Когда они вышли из избы, Мария потянула за рукав Успенского, давая знак ему остановиться.
– Иди, мы сейчас догоним, – сказала она Герасимову, и когда тот с Килограммом отдалился, добавила: – В избе брать нельзя – детей перепугаем… Надо вызывать на улицу.
– Это верно… Шуму меньше, – согласился Успенский.
Очередного члена сельской ячейки вызывали на двор.
– Матвей, выйди на минуту! – упрашивал его Костя.
– Входи в избу, – послышалось из сеней.
– Нельзя… Партийная тайна.
– Тогда говори через дверь.
– Да ты что, очумел? О партийных делах орать на всю улицу?
– Ладно, сейчас выйду, – сдавался Матвей.
Таким манером вызвали и еще двух человек. На улице им освещали фонарем лицо и говорили строго:
– Ты арестован!
Потом подносили тот же фонарь к Успенскому – высокая фуражка с кокардой, золотые погоны, портупея и борода сражали беднягу, как удар грома; понуря голову, он устало опускал плечи и покорно шел за конвоем.
Привели к школьной кладовой, отперли железную дверь, скомандовали:
– Проходи по одному!
–
– Утром вызовут… Живей, живей!
Лязгнула дверь, щелкнул нутряной замок:
– Счастливо ночевать!
Из кладовой что-то вполголоса проворчали.
– Поговорите у меня! – прикрикнул Костя.
И, отойдя от кладовой, зашептал Успенскому и Марии:
– Вот вам ключи от школы. Возьмите вино, что там осталось, и давайте в канцелярию. Вызывать будем туда. Кто экзамен выдержит, тому благодарность и стопку водки. А кто опозорится, тому порицание. А Килограмма увольнять надо. Вот проходимец.
– А ты куда? – спросил Успенский.
– Побегу за реку – что-то тех не слыхать. Чего они там валандаются? – Костя взял фонарь и помотал вдоль берега.

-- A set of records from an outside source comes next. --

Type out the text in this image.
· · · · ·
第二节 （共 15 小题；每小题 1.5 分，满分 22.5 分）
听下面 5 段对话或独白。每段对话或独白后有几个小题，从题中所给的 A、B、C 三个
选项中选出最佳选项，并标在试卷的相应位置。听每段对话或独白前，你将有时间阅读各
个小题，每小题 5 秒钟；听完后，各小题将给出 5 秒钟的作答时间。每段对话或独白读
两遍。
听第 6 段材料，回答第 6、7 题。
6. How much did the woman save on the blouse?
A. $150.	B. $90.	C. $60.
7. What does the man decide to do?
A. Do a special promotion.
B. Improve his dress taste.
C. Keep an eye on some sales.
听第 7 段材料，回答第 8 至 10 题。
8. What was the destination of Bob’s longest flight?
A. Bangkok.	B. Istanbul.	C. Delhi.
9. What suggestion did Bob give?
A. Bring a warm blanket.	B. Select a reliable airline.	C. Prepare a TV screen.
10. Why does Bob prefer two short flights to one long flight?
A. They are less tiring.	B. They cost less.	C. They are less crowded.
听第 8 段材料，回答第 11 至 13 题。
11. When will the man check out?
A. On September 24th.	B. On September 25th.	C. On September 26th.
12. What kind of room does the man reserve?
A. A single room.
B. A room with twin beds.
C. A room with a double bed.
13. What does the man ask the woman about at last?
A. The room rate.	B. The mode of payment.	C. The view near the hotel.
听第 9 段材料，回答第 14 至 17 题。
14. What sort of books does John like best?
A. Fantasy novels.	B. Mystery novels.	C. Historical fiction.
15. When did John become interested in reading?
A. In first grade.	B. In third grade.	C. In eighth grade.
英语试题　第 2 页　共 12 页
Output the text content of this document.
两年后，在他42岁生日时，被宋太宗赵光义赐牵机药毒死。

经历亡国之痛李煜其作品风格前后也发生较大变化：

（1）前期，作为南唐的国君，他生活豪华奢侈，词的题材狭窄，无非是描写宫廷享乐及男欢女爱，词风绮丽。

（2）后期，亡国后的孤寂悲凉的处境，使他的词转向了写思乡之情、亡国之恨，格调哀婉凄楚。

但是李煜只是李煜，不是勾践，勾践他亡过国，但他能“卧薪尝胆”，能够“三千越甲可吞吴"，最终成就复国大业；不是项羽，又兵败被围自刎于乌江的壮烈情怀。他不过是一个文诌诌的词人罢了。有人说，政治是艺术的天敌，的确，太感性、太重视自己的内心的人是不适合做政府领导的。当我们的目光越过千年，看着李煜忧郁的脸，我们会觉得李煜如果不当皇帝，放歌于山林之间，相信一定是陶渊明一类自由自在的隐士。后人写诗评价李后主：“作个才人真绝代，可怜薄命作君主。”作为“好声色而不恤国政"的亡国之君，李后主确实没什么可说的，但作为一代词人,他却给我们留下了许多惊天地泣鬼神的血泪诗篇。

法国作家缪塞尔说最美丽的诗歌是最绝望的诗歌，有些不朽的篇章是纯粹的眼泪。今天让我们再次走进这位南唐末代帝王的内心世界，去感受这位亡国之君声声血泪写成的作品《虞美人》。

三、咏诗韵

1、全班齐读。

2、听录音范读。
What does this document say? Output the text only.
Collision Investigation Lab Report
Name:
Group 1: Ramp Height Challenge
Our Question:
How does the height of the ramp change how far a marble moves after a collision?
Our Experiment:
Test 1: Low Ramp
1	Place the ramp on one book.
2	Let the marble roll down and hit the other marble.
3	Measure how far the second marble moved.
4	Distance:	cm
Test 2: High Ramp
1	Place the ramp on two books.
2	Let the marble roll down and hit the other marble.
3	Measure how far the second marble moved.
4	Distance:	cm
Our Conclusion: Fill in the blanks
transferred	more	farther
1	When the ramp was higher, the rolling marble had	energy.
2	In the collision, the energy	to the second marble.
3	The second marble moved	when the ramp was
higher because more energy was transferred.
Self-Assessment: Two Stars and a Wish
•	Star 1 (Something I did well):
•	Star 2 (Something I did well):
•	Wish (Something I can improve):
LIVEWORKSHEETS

– Ну, атаманша, что скажешь? – спросил Успенский, беря за руки Марию и притягивая к себе.
– Никогда не думала, что так просто и уныло можно хватать людей, – сказала она с легкой дрожью в голосе.
– Ну, ну, не заигрывайся!
Он поцеловал ее в губы и, сняв фуражку, зарылся лицом в ее волосы.
– Митя, пойдем отсюда, – сказала она тихо. – Еще заметят из кладовой.
– Пошли!
Они шли быстро, втайне друг от друга думая, что идут в ту комнату только затем, чтобы взять вино и выйти на волю, на речной берег или в просторные, голые школьные классы, бродить бесцельно, бездумно взявшись за руки.
Когда он открыл дверь в комнату, пропустил ее вперед, она испуганно сказала:
– Как здесь темно! – и отшатнулась к нему.
Он одной рукой обнял ее, а другой, нащупав на дверном косяке крючок, накинул его в пробой.
– Что ты? Зачем? – спросила она шепотом, пытаясь найти рукой крючок и отпереть дверь.
– Не надо, Маша, не надо, милая! – умолял он ее и, схватив ее руку, стал целовать запястье, потом шею, волосы, щеки, приговаривая: – Я не могу без тебя, не могу… Милая.
Их губы встретились, и Машина рука повисла вдоль бедра плетью. Услыхав, как он суетливо, путаясь, расстегивал пуговицы на куртке, она воспрянула:
– Не надо! Слышишь? Не надо…
Сопротивлялась упорно и долго, пока он не выбился из сил, не отошел от нее, сердито отвернувшись к окну.
Она гладила его по волосам, как маленького:
– Смешной и глупый…
– Ты меня совсем не любишь, – глухо отозвался он. – Или я не понимаю тебя.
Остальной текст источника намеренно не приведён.